A Day in the Life of a Financial Analyst
Financial analysts gather information, assemble spreadsheets, write reports, and review all non-legal pertinent information about prospective deals. They examine the feasibility of a deal and prepare a plan of action based on financial analysis. Being an analyst requires a vigilant awareness of financial trends. Analysts have a heavy reading load, keeping abreast of news stories, market movements, and industry profiles in financial newspapers, magazines, and books. Most analyst jobs are in banking houses or for financial-advising firms, which means following corporate culture and wearing corporate dress. If a deal demands it, they must be prepared to travel anywhere for indeterminate lengths of time. Those who wish to rise in the industry should note the necessity of significant “face time,” attending social events and conferences and spending downtime with people in the profession, which can be expensive; this social circle tends to gravitate to high-priced attire and costly hobbies, habits, and diversions.
Analysts sacrifice a lot of control over their personal lives during their first few years, but few other entry-level positions provide the possibility of such a large payoff come year’s end.

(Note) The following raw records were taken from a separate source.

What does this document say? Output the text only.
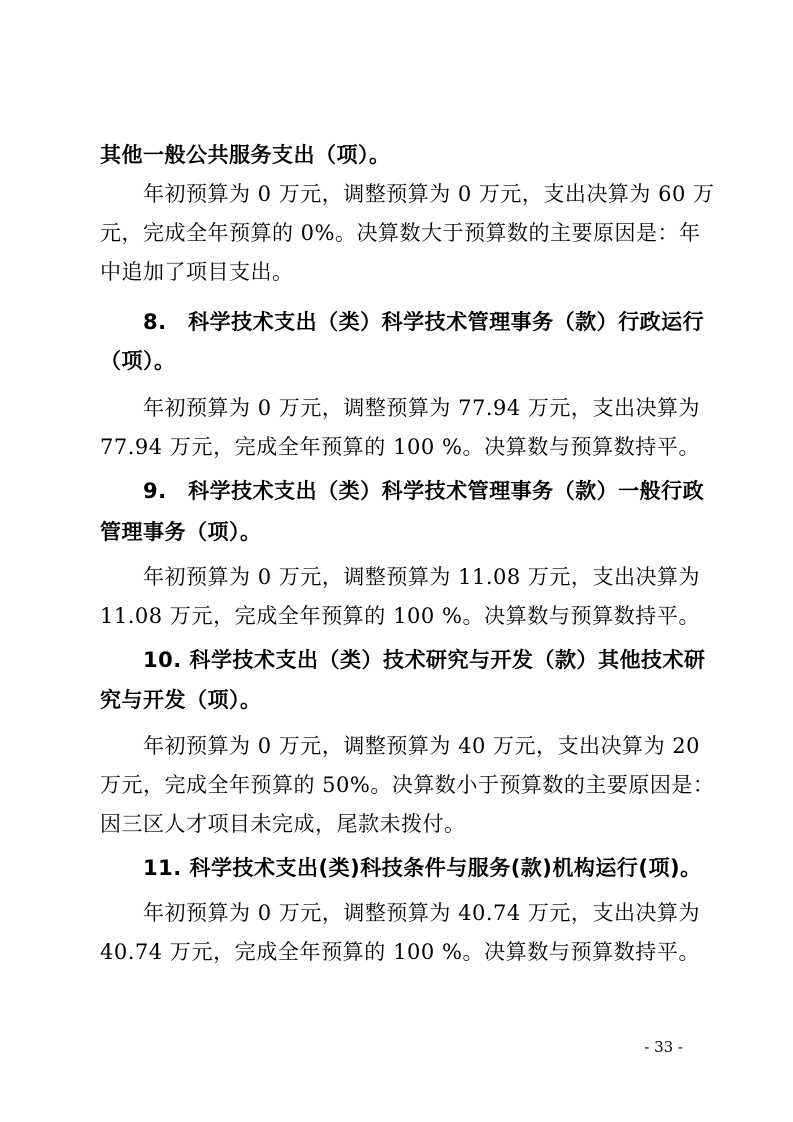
其他一般公共服务支出（项）。
年初预算为 0 万元，调整预算为 0 万元，支出决算为 60 万
元，完成全年预算的 0%。决算数大于预算数的主要原因是：年
中追加了项目支出。
8.　科学技术支出（类）科学技术管理事务（款）行政运行
（项）。
年初预算为 0 万元，调整预算为 77.94 万元，支出决算为
77.94 万元，完成全年预算的 100 %。决算数与预算数持平。
9.　科学技术支出（类）科学技术管理事务（款）一般行政
管理事务（项）。
年初预算为 0 万元，调整预算为 11.08 万元，支出决算为
11.08 万元，完成全年预算的 100 %。决算数与预算数持平。
10. 科学技术支出（类）技术研究与开发（款）其他技术研
究与开发（项）。
年初预算为 0 万元，调整预算为 40 万元，支出决算为 20
万元，完成全年预算的 50%。决算数小于预算数的主要原因是：
因三区人才项目未完成，尾款未拨付。
11. 科学技术支出(类)科技条件与服务(款)机构运行(项)。
年初预算为 0 万元，调整预算为 40.74 万元，支出决算为
40.74 万元，完成全年预算的 100 %。决算数与预算数持平。
- 33 -
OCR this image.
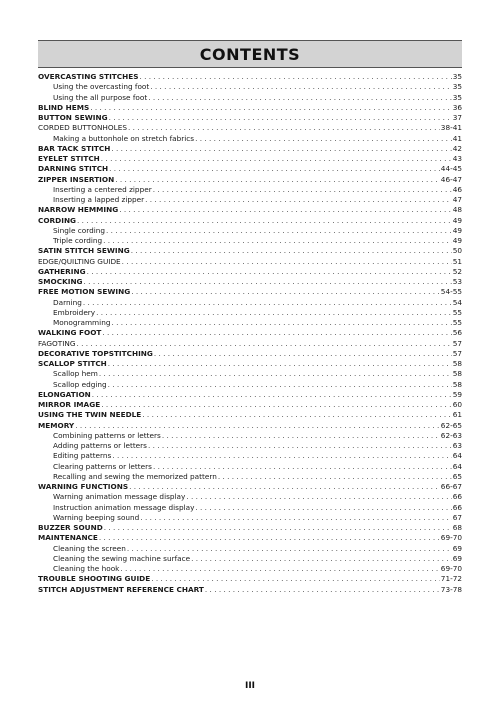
CONTENTS
OVERCASTING STITCHES . . .	35
Using the overcasting foot . . .	35
Using the all purpose foot . . .	35
BLIND HEMS . . .	36
BUTTON SEWING . . .	37
CORDED BUTTONHOLES . . .	38-41
Making a buttonhole on stretch fabrics . . .	41
BAR TACK STITCH . . .	42
EYELET STITCH . . .	43
DARNING STITCH . . .	44-45
ZIPPER INSERTION . . .	46-47
Inserting a centered zipper . . .	46
Inserting a lapped zipper . . .	47
NARROW HEMMING . . .	48
CORDING . . .	49
Single cording . . .	49
Triple cording . . .	49
SATIN STITCH SEWING . . .	50
EDGE/QUILTING GUIDE . . .	51
GATHERING . . .	52
SMOCKING . . .	53
FREE MOTION SEWING . . .	54-55
Darning . . .	54
Embroidery . . .	55
Monogramming . . .	55
WALKING FOOT . . .	56
FAGOTING . . .	57
DECORATIVE TOPSTITCHING . . .	57
SCALLOP STITCH . . .	58
Scallop hem . . .	58
Scallop edging . . .	58
ELONGATION . . .	59
MIRROR IMAGE . . .	60
USING THE TWIN NEEDLE . . .	61
MEMORY . . .	62-65
Combining patterns or letters . . .	62-63
Adding patterns or letters . . .	63
Editing patterns . . .	64
Clearing patterns or letters . . .	64
Recalling and sewing the memorized pattern . . .	65
WARNING FUNCTIONS . . .	66-67
Warning animation message display . . .	66
Instruction animation message display . . .	66
Warning beeping sound . . .	67
BUZZER SOUND . . .	68
MAINTENANCE . . .	69-70
Cleaning the screen . . .	69
Cleaning the sewing machine surface . . .	69
Cleaning the hook . . .	69-70
TROUBLE SHOOTING GUIDE . . .	71-72
STITCH ADJUSTMENT REFERENCE CHART . . .	73-78
III
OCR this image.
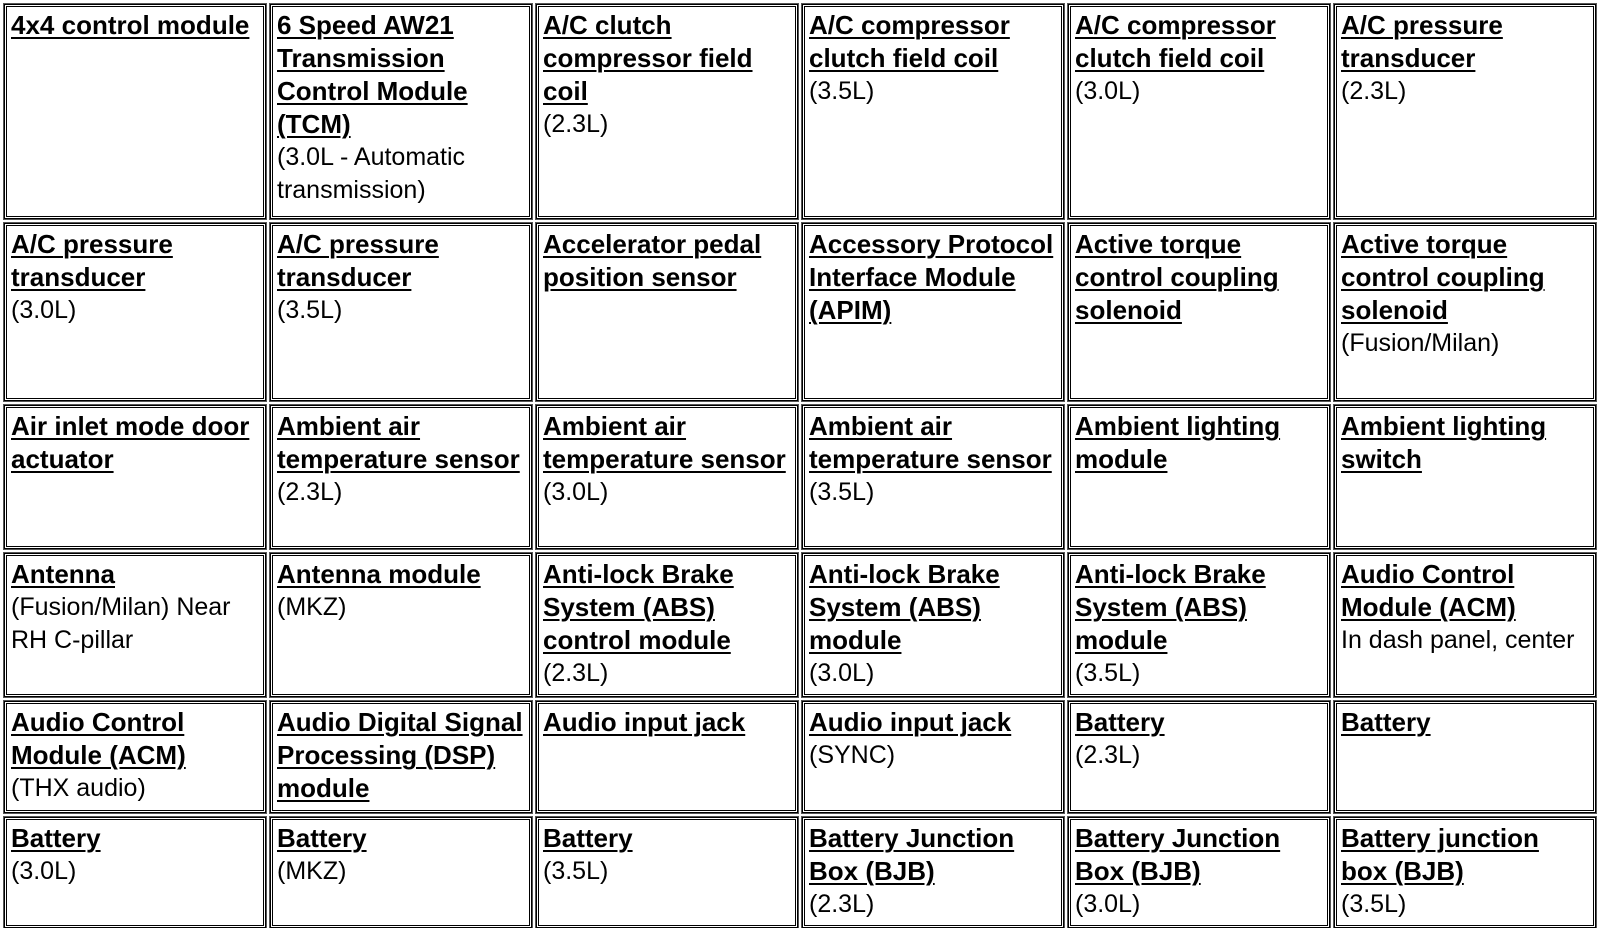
4x4 control module	6 Speed AW21 Transmission Control Module (TCM)
(3.0L - Automatic transmission)
A/C clutch compressor field coil
(2.3L)
A/C compressor clutch field coil
(3.5L)
A/C compressor clutch field coil
(3.0L)
A/C pressure transducer
(2.3L)
A/C pressure transducer
(3.0L)
A/C pressure transducer
(3.5L)
Accelerator pedal position sensor
Accessory Protocol Interface Module (APIM)
Active torque control coupling solenoid
Active torque control coupling solenoid
(Fusion/Milan)
Air inlet mode door actuator
Ambient air temperature sensor
(2.3L)
Ambient air temperature sensor
(3.0L)
Ambient air temperature sensor
(3.5L)
Ambient lighting module
Ambient lighting switch
Antenna
(Fusion/Milan) Near RH C-pillar
Antenna module
(MKZ)
Anti-lock Brake System (ABS) control module
(2.3L)
Anti-lock Brake System (ABS) module
(3.0L)
Anti-lock Brake System (ABS) module
(3.5L)
Audio Control Module (ACM)
In dash panel, center
Audio Control Module (ACM)
(THX audio)
Audio Digital Signal Processing (DSP) module
Audio input jack	Audio input jack
(SYNC)
Battery
(2.3L)
Battery
Battery
(3.0L)
Battery
(MKZ)
Battery
(3.5L)
Battery Junction Box (BJB)
(2.3L)
Battery Junction Box (BJB)
(3.0L)
Battery junction box (BJB)
(3.5L)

Many employers use bonuses, which can be equal to or double the beginning analyst’s salary, to attract and hold intelligent personnel. Successful financial analysts become senior financial analysts or associates after three to four years of hard work at some firm. Those with strong client contacts and immaculate reputations start their own financial consulting firms. Many work as analysts for about three years and then return to school or move on to other positions in banking.

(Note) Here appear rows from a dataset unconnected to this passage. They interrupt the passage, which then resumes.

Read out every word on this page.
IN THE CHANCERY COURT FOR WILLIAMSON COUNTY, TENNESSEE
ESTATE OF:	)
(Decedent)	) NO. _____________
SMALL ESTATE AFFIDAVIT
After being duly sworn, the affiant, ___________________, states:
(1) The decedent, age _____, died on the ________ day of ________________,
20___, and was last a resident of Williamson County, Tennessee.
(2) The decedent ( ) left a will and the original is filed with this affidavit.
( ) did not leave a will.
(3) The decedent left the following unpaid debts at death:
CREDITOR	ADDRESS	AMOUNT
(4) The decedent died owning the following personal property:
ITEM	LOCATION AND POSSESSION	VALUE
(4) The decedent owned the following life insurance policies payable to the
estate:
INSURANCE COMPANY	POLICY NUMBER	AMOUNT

Financial analysts work long hours, and deadlines are strict. “When you have to get the job done, you get the job done. Period,” emphasized one. The occasional fifteen-hour day and night spent sleeping in the office is mitigated by the high degree of responsibility these analysts are given. The long hours breed a close kinship. Over 65 percent called their co-analysts extremely supportive, and many labeled them a “major reason” they were able to put up with the demanding work schedule. Most people become financial analysts because they feel it is the best way to immerse themselves in the world of finance and a great way to earn a lot of money. They’re right on both counts, but be aware that the immersion is complete and somewhat exclusive, and although people earn a lot of money, few have the free time to spend it all how they’d like to.
Paying Your Dues
Entry-level positions are highly competitive. A bachelor’s degree in any discipline is acceptable, so long as the potential analyst’s course of study demonstrates an ability to understand and work with numbers. Those with computer science, physical science, or biological science backgrounds may find the field more welcoming than do liberal arts majors. Business majors don’t necessarily have an advantage; each company trains the incoming class of financial analysts before they begin the job. To become a financial analyst you need to have a strong sense of purpose-it is not a job for those who are uncertain that their future lies in the financial world. Candidates must be able to meet and interact with clients, handle a heavy work load, prioritize and complete work under strict deadlines, work as part of a team, and work with computer spreadsheet and valuation programs. Many find the travel stimulating initially, but “after your third week in Jopbsug, Tennessee, at the ball-bearing plant, it gets old.”
Present and Future
The obligations of today’s financial analyst were covered by more experienced individuals as late as the 1970s, but with rapid deregulation of ownership in industries in the early 1980s and the rapid growth of the financial sector during those same years, the need arose for a structured and continuing stream of intensively trained professionals familiar with the financial industry. Larger firms, which consolidated their programs in the early 1990s, are cautiously beginning to expand them again, finding opportunities in such new and developing industries as software development, biotechnology, and aerospace technologies.
Quality of Life
PRESENT AND FUTURE
Long hours, low base pay, and a fair amount of responsibility characterize the early years. Analysts travel, pore through documents, meet with clients (on a highly supervised basis) and prepare valuation analyses. They work together on teams that are rotated quickly when needed. Lack of control over hours and personal life are common in the first two years. The burnout rate is surprisingly low in the beginning-around eight percent-because most who enter the industry have few illusions about the demands the job will place on them.
FIVE YEARS OUT
At the five-year mark, those who remain have achieved the rank of “associate” or “senior financial analyst.” Responsibilities shift from producing to pitching, and client contact increases. Many study for professional degrees during these years. Over 70 percent of those who began in the field have either changed firms, returned to school, or changed jobs within the industry. While loyalty is tangible between analysts, the same sense of fidelity doesn’t seem to apply to the companies that employ them. Salaries remain relatively stable but bonuses, which once were merely large, can become astronomical; hours, for those who are successful, can actually increase.
TEN YEARS OUT
Successful financial analysts have moved on to vice-presidential positions in the investment banking, financial analysis, or valuation departments of the company. While bonuses still account for the bulk of income, salaries are significant as well. Hours can decrease but responsibility increases and pressure develops to solicit new business. Responsibilities also include personnel decisions and hiring.